Scott Horton Interviews Richard Forno
Security expert Richard Forno discusses the Un-American “Real ID” card, the states’ reactions to it, how citizens of non-compliant states will be marginalized, why more liberty creates better security, and the myth of cyber-terrorism.
Richard Forno’s career includes helping build the first incident response and computer crimes investigation program for the United States House of Representatives and serving as the first Chief Security Officer at Network Solutions (the InterNIC) where he designed and managed the global information assurance program for one of the Internet’s most critical infrastructures.

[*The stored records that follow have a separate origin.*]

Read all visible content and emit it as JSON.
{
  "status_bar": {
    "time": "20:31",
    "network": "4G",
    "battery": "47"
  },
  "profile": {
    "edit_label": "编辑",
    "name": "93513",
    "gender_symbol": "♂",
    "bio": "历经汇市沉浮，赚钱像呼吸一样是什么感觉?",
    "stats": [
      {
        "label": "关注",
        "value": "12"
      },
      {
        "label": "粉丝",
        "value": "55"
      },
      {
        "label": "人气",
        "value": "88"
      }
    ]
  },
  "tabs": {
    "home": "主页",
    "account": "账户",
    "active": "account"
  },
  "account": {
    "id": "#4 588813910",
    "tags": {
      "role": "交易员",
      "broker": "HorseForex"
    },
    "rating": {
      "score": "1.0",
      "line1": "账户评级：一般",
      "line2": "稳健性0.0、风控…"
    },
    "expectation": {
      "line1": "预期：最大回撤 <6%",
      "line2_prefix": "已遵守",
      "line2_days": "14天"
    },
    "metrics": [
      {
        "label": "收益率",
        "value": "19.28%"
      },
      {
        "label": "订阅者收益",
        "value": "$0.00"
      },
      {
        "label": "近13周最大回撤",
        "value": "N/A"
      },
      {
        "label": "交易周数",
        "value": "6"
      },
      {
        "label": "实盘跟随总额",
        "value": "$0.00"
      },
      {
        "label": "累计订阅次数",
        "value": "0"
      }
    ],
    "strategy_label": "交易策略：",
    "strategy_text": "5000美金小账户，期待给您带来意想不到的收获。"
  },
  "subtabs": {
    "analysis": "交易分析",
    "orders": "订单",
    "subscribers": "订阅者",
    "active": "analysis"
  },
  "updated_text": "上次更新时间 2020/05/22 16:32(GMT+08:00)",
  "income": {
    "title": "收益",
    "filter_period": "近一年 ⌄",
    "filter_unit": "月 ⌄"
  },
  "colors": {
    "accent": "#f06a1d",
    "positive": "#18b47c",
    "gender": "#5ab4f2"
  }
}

Since then, he has consulted with military and commercial clients on assorted critical infrastructure protection and information operations projects. He has advised technology startups and in addition to his current activities as a Principal Consultant for KRvW Associates, is a Visiting Scientist at the Software Engineering Institute at Carnegie Mellon University, where he is a course instructor for the CERT Coordination Center.
In 2001, Richard developed (and delivered) American University’s first modern course on information security and conducted regular guest lectures at the National Defense University in Washington, DC from 2001-2003. He is a founding member of the Academic Advisory Board for Northern Virginia Community College’s Information Security Program and also participated in the 2000 White House Office of Science and Technology Policy Information Security Education Research Project. In 2006 he co-founded the Senior Information Operations Advisory Council that brings together senior thought leaders from across the IO community to support the evolution of sound IO doctrine, analysis and application.
Richard continues to speak at government, industry, and academic symposia. Along with several articles and columns written over the years, he is the author of The Art of Information Warfare (1999), Incident Response (2001), and the curmudgeonly Weapons of Mass Delusion: America’s Real National Emergency (2003). Additionally, he contributed chapters to the books Cyberwar 2.0: Myths, Mysteries and Realities (1998) and Inventing Arguments (2005).
Both a technologist and student of national security studies, Richard holds undergraduate and graduate degrees in international relations from American University and Salve Regina University, and is a graduate of Valley Forge Military College and the United States Naval War College. Aside from information operations, his current academic and professional research centers on the influence of technology on national security, particularly the issue of security informatics and disclosure.